Jul 24

Part 84: Good God, Good Providence

Todd Pruitt |Series: Genesis |Genesis 50:15-26


As the Book of Genesis concludes, it does so by drawing attention to Joseph’s remarkable affirmation of the good providence of God. And then, like his father before him, Joseph dies after receiving the promise of his brothers to be sure his remains will be carried back to the Promised Land. Both scenes are acts of faith. Joseph believes that God is only ever good and so, therefore, all that he does and decrees is good. And, like his father Jacob, Joseph believes that the future of his people will spring from the Land of Promise, not from the soil of Egypt.

Each statement of Joseph in this final passage in Genesis represents a “pinnacle of Old Testament (and New Testament) faith. To leave all the righting of one’s wrongs to God; to see His providence in man’s malice, and to repay evil not only with forgiveness but also with practical affection, are attitudes which anticipate the adjective ‘Christian’ and even ‘Christlike’” (Kidner, 224).

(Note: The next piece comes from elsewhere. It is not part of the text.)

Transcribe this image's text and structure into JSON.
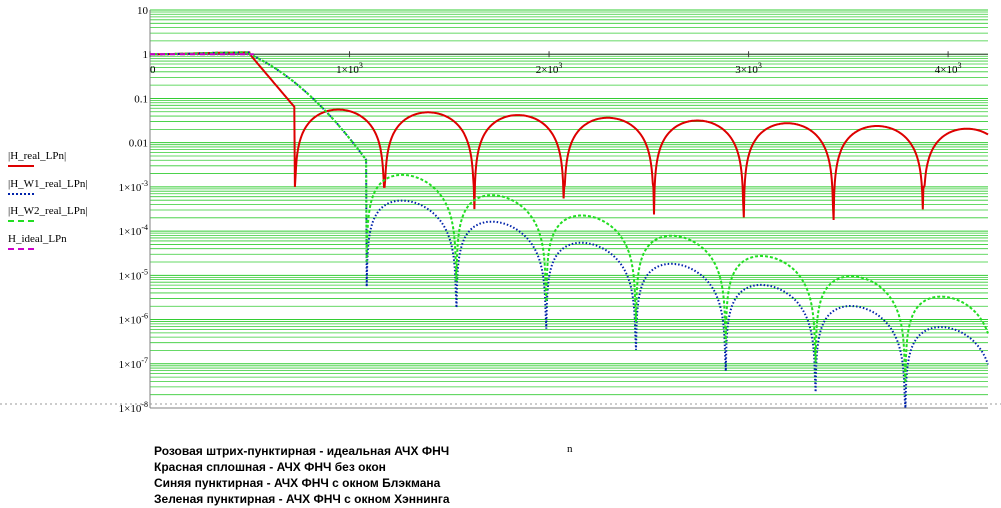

Similar to the whole of the Bible, the Book of Genesis points beyond its own story (Revelation 21). Having been expelled from paradise, man traveled far from God. And yet the Lord preserved a righteous seed just as he had promised (3:15). Unlike Jacob, whose body was taken back to Canaan with a grand procession, Joseph’s bones would remain in Egypt for some 30 generations before their exodus to the Land. At the heart of faith is a looking forward knowing that the final fulfillment of God’s great promises will be met in the age to come. Faith is knowing that we do not get heaven in this present evil age. And Abraham, Isaac, Jacob, and Joseph knew this.

No wonder Joseph, in his dying moments, could say to his brothers, “God will surely visit you.” Whatever the circumstances and however many the years, God would keep his promise. He would not leave his people in Egypt. And he did not. Neither will God leave his people redeemed in Christ Jesus in an unredeemed world. Indeed, “And I heard a loud voice from the throne saying, ‘Behold, the dwelling place of God is with man. He will dwell with them, and they will be his people, and God himself will be with them as their God. He will wipe away every tear from their eyes, and death shall be no more, neither shall there be mourning, nor crying, nor pain anymore, for the former things have passed away’” (Revelation 21:3-4).